A custom phenotypic profile for Fanconi anemia: Addressing gaps in existing disease annotations
Connelly, E.; Laraway, B.; Mullen, K. R.; Mungall, C. J.; Haendel, M. A.; Hurwitz, E.
Show abstract
Fanconi anemia (FA) is a rare genetic disorder of impaired DNA repair characterized by progressive bone marrow failure, congenital malformations, and cancer predisposition. Early identification of individuals with FA is critical for timely clinical management, yet phenotype-driven approaches to FA identification are hindered by inconsistencies in existing phenotypic profiles. We compared the Human Phenotype Ontology (HPO) annotations for FA in OMIM (215 terms across 22 complementation group entries) and Orphanet (106 terms in a single entry, ORPHA:84), quantifying overlap and anatomical system coverage. To address identified gaps, we developed a comprehensive custom HPO profile by extracting phenotypic terms from the entire Fanconi Cancer Foundation (FCF) Clinical Care Guidelines using OntoGPT, an LLM-based ontology extraction tool, followed by manual curation to ensure accuracy and clinical relevance. OMIM and Orphanet shared only 36 HPO terms (12.6% of their combined 285 unique terms), demonstrating substantial discordance. Our custom profile comprises 264 unique HPO terms, of which 161 (61.0%) are novel and not present in either existing source. The novel terms expand coverage particularly in musculoskeletal (39 terms, 23.8%), genitourinary (26 terms, 15.9%), limb (26 terms, 15.9%), head or neck (20 terms 12.2%), and digestive system (17 terms, 10.4%) phenotypes. Community-curated phenotypic profiles derived from clinical practice guidelines can substantially augment existing disease annotations.

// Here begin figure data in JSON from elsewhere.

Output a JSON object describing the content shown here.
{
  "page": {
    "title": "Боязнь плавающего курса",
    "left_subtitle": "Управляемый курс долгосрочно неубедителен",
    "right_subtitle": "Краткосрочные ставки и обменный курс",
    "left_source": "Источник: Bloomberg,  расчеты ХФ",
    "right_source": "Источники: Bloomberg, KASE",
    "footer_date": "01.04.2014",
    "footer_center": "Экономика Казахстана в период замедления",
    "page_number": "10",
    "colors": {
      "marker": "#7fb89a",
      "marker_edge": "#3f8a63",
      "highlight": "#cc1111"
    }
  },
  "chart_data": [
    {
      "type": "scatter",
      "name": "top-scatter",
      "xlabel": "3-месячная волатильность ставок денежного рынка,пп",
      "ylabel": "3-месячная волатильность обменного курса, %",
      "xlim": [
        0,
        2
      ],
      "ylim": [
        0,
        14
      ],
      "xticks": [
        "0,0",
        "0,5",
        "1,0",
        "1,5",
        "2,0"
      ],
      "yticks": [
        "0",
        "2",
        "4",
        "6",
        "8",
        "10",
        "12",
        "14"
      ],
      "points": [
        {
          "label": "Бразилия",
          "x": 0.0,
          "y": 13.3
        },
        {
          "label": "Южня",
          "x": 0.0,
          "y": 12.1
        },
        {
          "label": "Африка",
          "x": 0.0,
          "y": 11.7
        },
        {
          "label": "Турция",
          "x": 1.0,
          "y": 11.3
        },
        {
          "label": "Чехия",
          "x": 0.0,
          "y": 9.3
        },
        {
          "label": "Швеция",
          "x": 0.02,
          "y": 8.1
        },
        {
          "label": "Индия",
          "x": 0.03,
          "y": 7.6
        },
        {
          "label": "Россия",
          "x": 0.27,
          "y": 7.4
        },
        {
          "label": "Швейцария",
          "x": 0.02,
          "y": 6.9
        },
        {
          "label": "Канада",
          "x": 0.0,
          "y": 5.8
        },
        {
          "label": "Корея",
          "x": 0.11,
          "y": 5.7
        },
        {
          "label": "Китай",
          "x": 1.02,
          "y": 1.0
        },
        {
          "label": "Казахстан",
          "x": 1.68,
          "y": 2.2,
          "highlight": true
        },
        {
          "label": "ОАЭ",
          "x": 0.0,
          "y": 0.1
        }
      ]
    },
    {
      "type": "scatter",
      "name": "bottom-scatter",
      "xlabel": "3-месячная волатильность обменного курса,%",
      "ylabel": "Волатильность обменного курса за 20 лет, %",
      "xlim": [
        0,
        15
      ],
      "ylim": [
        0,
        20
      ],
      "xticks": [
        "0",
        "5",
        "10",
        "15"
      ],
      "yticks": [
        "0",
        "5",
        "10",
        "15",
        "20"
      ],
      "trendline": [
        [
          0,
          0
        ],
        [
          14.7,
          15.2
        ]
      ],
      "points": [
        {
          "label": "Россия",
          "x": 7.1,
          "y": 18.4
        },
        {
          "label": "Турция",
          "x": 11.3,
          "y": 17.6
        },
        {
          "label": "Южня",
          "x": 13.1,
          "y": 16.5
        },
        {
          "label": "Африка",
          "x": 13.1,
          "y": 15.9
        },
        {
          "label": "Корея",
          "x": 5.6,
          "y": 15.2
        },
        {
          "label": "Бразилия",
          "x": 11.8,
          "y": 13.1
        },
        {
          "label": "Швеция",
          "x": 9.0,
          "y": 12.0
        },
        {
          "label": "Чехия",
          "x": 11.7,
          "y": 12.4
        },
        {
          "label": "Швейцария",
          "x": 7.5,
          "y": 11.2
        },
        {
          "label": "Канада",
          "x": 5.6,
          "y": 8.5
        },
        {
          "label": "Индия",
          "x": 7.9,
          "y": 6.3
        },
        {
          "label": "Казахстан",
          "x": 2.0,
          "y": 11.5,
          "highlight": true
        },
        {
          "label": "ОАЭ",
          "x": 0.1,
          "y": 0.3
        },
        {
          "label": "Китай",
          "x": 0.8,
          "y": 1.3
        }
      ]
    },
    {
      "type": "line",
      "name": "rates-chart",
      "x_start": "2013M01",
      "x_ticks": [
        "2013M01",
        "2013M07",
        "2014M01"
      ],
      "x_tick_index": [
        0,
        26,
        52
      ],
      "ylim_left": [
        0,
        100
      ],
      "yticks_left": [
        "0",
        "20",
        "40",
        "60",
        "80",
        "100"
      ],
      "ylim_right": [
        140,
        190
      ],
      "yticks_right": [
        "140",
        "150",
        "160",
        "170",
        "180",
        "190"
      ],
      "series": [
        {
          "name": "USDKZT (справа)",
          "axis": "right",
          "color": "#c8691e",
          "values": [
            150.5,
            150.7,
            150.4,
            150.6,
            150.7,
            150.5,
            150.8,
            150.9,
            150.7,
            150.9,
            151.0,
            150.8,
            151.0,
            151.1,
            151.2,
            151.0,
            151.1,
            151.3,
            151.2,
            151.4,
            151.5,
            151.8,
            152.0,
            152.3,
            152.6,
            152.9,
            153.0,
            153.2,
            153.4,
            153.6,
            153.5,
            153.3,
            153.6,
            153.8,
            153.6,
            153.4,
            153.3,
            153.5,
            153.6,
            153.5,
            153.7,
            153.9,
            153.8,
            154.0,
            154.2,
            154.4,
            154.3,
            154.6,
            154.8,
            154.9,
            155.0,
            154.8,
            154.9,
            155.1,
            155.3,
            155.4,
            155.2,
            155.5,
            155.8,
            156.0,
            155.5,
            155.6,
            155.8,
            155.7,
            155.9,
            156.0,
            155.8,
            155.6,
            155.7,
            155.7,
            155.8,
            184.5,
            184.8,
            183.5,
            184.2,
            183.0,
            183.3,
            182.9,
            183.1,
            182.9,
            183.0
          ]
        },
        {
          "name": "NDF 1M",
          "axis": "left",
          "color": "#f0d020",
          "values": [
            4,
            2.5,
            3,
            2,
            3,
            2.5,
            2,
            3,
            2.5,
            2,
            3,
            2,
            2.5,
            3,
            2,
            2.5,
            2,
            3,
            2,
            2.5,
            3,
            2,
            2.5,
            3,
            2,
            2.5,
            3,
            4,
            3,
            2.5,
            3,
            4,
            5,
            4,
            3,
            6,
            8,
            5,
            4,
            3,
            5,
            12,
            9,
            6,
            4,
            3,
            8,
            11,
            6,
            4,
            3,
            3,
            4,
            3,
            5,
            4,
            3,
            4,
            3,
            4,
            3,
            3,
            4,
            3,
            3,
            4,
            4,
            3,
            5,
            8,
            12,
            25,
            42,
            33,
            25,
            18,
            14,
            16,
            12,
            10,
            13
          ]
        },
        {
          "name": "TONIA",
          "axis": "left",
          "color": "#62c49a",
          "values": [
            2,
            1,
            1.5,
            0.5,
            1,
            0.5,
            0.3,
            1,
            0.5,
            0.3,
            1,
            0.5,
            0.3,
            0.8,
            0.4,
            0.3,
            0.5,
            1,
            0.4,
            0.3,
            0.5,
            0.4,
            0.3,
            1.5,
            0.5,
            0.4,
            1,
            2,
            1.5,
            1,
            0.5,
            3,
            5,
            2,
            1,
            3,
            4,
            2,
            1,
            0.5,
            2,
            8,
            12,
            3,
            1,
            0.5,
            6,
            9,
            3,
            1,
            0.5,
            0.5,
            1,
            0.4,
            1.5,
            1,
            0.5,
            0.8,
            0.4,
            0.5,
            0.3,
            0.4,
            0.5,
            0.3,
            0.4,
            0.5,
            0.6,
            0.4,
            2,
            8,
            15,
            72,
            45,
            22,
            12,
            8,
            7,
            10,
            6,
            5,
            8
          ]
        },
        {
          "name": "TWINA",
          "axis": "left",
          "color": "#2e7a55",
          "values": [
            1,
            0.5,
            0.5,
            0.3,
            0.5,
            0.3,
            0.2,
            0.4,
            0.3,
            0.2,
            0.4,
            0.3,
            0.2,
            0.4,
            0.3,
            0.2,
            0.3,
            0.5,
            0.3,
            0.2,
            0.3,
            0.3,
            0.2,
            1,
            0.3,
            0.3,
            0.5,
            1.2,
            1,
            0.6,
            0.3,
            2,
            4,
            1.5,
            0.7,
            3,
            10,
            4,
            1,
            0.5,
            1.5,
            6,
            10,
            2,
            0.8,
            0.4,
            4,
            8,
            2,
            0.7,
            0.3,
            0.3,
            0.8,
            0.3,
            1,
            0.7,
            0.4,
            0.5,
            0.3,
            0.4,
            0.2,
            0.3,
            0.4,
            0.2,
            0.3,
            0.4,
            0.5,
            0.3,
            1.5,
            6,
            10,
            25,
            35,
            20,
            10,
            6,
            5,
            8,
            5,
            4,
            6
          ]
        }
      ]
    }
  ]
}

Our FA profile, the most comprehensive HPO-based phenotypic characterization of FA to date, is publicly available and provides a foundation for improved clinical decision support and EHR-based computable phenotyping that can accelerate diagnosis for individuals with FA. Furthermore, the LLM-assisted approach offers generalizable methods to improve the diagnostic odyssey for all rare diseases.